Over at Boogie Woogie Flu, Will Rigby of the dB's reminisces about loving Big Star in the 70s, to the point of making a pilgrimage to Memphis to find the essence of the band. [via Setting the Woods on Fire]
It seems quaint now to have gone 600 miles in search of the secret of a band that had barely existed, got almost no radio play, and had no impact on the marketplace. We didn't want to go to Graceland, or Al Green's church, or the Stax studio; we did try to re-create the photo on the back of Radio City, at its original location, TGI Friday's.... There was no essence to be found.

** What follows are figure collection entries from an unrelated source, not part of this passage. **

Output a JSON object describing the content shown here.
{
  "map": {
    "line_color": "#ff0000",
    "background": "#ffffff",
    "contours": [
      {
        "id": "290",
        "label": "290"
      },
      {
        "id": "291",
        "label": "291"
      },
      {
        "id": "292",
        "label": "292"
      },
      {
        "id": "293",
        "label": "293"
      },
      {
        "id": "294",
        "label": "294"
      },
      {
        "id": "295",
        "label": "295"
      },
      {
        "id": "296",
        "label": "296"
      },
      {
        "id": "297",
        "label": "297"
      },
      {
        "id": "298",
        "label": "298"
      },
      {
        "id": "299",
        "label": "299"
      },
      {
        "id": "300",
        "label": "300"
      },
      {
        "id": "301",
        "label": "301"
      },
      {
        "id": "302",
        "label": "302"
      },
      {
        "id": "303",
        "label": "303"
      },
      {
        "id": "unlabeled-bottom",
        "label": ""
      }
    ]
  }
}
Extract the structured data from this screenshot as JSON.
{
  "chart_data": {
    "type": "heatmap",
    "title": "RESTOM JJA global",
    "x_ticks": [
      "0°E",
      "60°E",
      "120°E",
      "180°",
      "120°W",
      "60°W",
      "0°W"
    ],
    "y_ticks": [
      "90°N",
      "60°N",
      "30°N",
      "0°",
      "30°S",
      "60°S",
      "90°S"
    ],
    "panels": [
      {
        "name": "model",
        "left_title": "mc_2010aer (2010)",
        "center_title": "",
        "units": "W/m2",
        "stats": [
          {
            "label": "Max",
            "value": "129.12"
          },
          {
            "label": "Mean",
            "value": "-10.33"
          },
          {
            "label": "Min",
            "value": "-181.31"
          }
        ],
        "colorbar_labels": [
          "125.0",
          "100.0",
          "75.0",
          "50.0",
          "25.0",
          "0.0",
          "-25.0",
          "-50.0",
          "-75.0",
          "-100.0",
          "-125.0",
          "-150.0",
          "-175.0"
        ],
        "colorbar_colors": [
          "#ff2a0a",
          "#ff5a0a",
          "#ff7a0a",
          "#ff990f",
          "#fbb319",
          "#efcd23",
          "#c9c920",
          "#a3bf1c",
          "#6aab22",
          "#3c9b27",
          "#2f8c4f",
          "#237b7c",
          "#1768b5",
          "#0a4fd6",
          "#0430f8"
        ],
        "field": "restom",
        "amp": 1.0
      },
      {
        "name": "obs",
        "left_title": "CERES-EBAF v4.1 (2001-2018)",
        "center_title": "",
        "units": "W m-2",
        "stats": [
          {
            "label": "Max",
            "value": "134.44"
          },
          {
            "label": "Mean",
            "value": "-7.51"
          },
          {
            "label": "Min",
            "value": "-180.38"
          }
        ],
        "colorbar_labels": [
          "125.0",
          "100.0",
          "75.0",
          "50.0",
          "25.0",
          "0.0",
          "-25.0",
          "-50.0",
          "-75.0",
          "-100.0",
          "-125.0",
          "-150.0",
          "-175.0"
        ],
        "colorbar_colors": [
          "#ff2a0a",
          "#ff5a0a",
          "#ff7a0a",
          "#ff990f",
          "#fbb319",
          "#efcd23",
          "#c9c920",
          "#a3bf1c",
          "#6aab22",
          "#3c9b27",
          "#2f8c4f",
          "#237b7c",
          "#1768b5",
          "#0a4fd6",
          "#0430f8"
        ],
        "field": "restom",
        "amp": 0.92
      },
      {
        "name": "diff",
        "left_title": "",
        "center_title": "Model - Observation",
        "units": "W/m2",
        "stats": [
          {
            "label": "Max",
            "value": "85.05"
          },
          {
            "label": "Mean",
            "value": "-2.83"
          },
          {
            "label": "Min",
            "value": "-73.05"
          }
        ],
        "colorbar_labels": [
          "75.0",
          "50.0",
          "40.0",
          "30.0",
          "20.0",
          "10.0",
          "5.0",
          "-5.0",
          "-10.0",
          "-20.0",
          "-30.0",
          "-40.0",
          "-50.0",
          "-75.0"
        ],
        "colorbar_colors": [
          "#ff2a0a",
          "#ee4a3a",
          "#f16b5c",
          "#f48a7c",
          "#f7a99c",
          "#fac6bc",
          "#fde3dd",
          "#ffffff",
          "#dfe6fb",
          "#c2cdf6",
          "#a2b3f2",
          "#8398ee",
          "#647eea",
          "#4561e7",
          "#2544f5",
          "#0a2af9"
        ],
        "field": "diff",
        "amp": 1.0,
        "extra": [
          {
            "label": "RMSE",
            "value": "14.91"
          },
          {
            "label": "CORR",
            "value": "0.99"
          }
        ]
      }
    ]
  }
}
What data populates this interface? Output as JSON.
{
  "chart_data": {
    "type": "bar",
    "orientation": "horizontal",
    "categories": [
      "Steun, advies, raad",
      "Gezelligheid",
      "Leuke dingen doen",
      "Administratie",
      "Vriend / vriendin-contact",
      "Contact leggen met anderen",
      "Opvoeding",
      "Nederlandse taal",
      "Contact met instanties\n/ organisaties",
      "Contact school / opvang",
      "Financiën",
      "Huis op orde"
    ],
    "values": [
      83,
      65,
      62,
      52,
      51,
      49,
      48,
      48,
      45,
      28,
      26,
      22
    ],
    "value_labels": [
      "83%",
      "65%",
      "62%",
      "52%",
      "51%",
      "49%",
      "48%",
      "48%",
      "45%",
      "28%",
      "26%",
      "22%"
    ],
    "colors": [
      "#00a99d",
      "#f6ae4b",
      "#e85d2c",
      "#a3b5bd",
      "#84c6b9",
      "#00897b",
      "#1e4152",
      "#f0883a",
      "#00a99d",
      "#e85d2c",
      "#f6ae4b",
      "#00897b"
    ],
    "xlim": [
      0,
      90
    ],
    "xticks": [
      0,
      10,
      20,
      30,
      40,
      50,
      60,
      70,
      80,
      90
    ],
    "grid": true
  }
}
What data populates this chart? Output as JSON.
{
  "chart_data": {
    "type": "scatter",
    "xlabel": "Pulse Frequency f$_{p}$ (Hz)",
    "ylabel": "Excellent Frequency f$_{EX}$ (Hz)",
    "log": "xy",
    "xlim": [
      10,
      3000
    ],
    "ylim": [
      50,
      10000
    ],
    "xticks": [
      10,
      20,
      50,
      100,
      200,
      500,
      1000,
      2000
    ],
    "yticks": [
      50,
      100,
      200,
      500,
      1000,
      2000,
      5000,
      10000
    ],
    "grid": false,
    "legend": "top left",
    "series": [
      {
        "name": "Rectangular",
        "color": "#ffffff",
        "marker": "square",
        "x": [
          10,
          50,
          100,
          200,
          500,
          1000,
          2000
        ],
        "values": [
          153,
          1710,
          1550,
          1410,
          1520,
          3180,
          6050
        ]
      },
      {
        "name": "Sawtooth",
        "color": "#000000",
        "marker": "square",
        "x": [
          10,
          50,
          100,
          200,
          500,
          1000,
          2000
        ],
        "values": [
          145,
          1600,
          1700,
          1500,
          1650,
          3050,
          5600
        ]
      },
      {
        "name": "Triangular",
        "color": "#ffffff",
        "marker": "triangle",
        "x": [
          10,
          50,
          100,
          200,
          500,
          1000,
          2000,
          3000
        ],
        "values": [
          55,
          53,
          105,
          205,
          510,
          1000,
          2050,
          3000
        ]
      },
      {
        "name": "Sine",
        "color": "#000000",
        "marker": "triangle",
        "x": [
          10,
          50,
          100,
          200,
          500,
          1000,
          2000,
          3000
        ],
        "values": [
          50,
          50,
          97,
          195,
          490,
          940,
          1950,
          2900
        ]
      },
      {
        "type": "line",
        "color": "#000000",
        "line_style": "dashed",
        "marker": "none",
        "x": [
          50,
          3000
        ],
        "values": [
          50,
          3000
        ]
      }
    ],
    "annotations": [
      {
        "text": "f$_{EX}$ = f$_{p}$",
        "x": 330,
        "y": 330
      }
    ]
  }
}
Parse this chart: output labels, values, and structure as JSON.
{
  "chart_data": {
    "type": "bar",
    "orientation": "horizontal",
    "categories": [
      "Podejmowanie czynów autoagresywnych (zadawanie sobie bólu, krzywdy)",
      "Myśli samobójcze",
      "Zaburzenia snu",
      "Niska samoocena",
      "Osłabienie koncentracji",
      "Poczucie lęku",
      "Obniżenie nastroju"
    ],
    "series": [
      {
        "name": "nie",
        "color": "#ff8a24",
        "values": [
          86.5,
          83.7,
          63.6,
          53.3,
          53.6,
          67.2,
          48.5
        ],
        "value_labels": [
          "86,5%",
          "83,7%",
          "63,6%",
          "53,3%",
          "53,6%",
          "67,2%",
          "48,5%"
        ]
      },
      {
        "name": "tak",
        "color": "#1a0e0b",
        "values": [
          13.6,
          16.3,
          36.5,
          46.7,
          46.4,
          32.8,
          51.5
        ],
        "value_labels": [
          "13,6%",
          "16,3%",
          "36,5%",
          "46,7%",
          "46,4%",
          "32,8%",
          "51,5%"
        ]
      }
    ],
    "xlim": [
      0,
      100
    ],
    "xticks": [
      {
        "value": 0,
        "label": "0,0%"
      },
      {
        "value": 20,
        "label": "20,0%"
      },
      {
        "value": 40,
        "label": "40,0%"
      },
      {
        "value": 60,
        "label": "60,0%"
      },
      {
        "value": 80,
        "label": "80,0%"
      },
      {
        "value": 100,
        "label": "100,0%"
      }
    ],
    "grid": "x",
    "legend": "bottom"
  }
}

Lots of obituaries for Klaus Dinger went up around the web yesterday, most of them sounding like they were written by people who have never listened to Neu! but know how to search Wikipedia and YouTube (not that I claim to be an expert). Ned Raggett's post is the exception.
[Michael] Rother’s work deserves its own attention—the sounds he coaxes out of his guitars are breathtaking—but Dinger’s playing is... truly that of a man-machine. It certainly helps that the brilliant Conny Plank's engineering captured it beautifully—Neu! is tactile music, Plank’s clear but warm sound a near womblike cocoon holding it all in—but the point is, it’s Dinger who gets the balance right. The striking thing about his performances—whether the brisk down-the-autobahn rumbles or the slower and steadier songs like "Weissensee"—is how beautifully Dinger is simultaneously man and machine, precise as hell but given to wonderful fills, breaks and other twists on the basic beat that never once disrupt the core flow. It helps to remember that this is in an era of drum machine and rhythm box infancy as well, and in contrast to that relentless focus Dinger showed a way that drumming and percussion could embrace minimal simplicity while still holding some amazing flair.